An exhausted cheer echoes, with the scattered villagers carrying pitchforks and such joining in. You mad bastards... I salute you for fighting, but still.
The bells sound again, but it's less insistent now. Yeah! You hear that, you subterranean fucks?! We win! You lose! Again. Again and again, until you get the point.
Scruffy joins us, wiping some sweat from his face. "What's the plan?"
Mistress sighs, before turning to Chirpy. "... I-"
"I know" she answers, with a reassuring expression. "Go, win this war. We've enough people who were at Denerim. We'll start the clean up until you can return." Some Templars, and Scruffy's mage buddies nod at Chirpy's statement. "But don't leave just yet. I need to confirm something" Chirpy adds, before heading back into the city.
"Is it true? Amell said another Emissary is behind all of this?" someone asks. Oh, hey Rylien! Or was it Rylock… no, yeah, Rylien is the polite one. Hello!
"A twisted, powerful one" Mistress confirms.
Rylien waves two shorter Templars forward. "Take Bryson and Donnell." I get it – they'll be faster and nimble enough to get off some Smites. And she probably wants the bigger guys to stay here and help do the lifting.
Dragonbone Wastes, Gorgeous says Chatty told us to go to. Before she finished him off. Hmm... That's out west from here, isn't it? Middle of fucking nowhere. Perfect spot for the Darkspawn, once you think about it.
Mistress is still talking cleaning methods with the various leaders, how and where to burn Darkspawn and so on, when a wagon appears. Wow, fancy! Especially those horses. Once it comes to a stop, Chirpy hops down as Mistress and I walk over. "We had Dorothea's carriage safe in a Chantry warehouse, and she wants you to use it." It's a nice gesture, but this is Mistress we're talking about. Dottie knows it might not get returned in one piece, yes?
"It'll get us back to the Keep, and from there we can take our chargers onto the Wastes.
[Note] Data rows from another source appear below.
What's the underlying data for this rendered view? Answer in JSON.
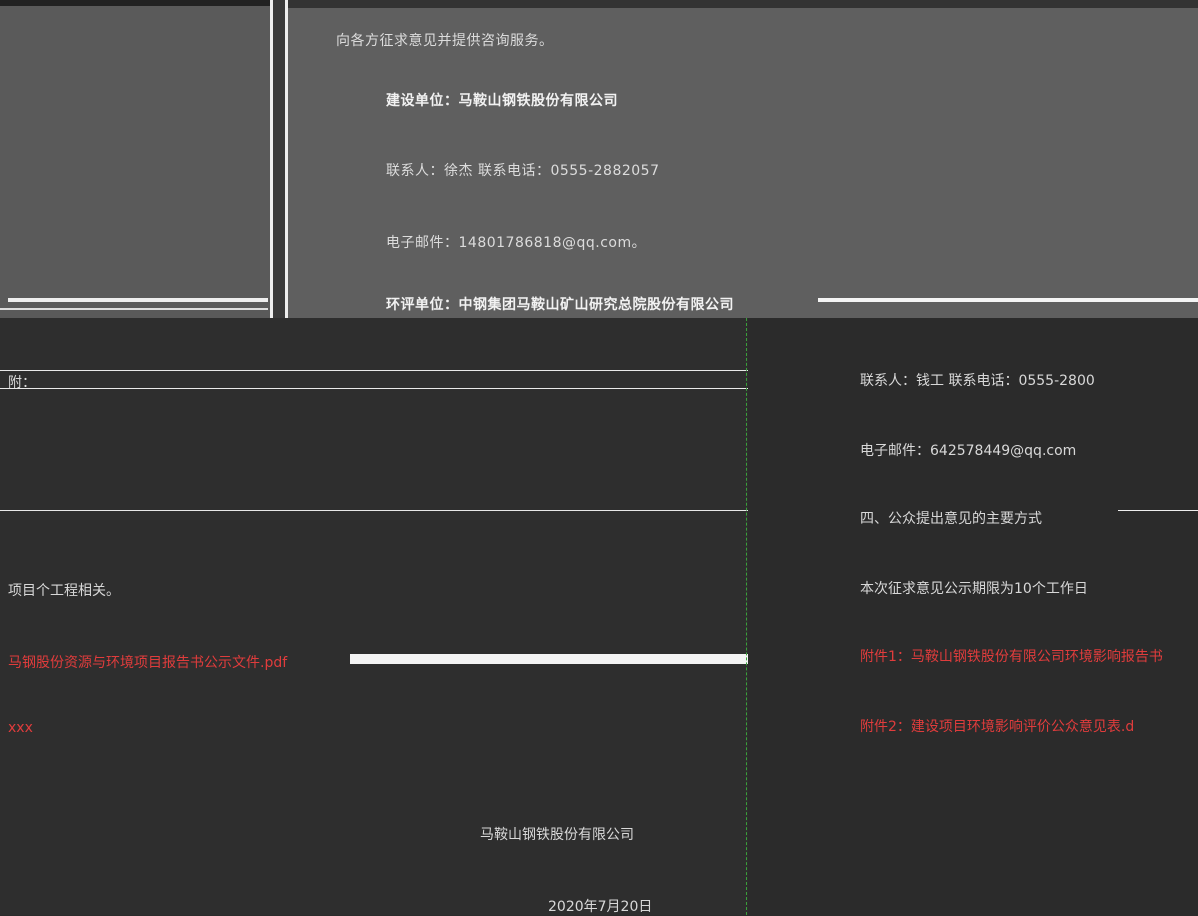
{
  "top_document": {
    "lines": [
      "向各方征求意见并提供咨询服务。",
      "建设单位：马鞍山钢铁股份有限公司",
      "联系人：徐杰    联系电话：0555-2882057",
      "电子邮件：14801786818@qq.com。",
      "环评单位：中钢集团马鞍山矿山研究总院股份有限公司"
    ]
  },
  "bottom_left": {
    "label_prefix": "附：",
    "project_note": "项目个工程相关。",
    "attachment_1": "马钢股份资源与环境项目报告书公示文件.pdf",
    "attachment_2": "xxx",
    "org": "马鞍山钢铁股份有限公司",
    "date": "2020年7月20日"
  },
  "bottom_right": {
    "contact": "联系人：钱工  联系电话：0555-2800",
    "email": "电子邮件：642578449@qq.com",
    "section_4": "四、公众提出意见的主要方式",
    "public_note": "本次征求意见公示期限为10个工作日",
    "attachment_1": "附件1：马鞍山钢铁股份有限公司环境影响报告书",
    "attachment_2": "附件2：建设项目环境影响评价公众意见表.d"
  },
  "colors": {
    "link_red": "#e03c3c",
    "separator_green": "#3aa03a"
  }
}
If they lived. Those wheels would never handle that terrain" Mistress quickly assesses. "Thank her for me?"
Chirpy waves her acceptance, letting Mistress approach the carriage. Gorgeous, Scruffy and the two Templars are quick to follow, as the Templar driver looks down at Mistress. "You said Vigil's Keep, Warden?"
Mistress gestures her affirmation to him, as we all start to pile in. "I expect we'll need the others, to finish this..." adding "I hope I'm not too late" under her breath.
Sorry about the delay, this chapter just wasn't coming together for a while and I got distracted with study.
Thank for waiting, and sticking with it if you have.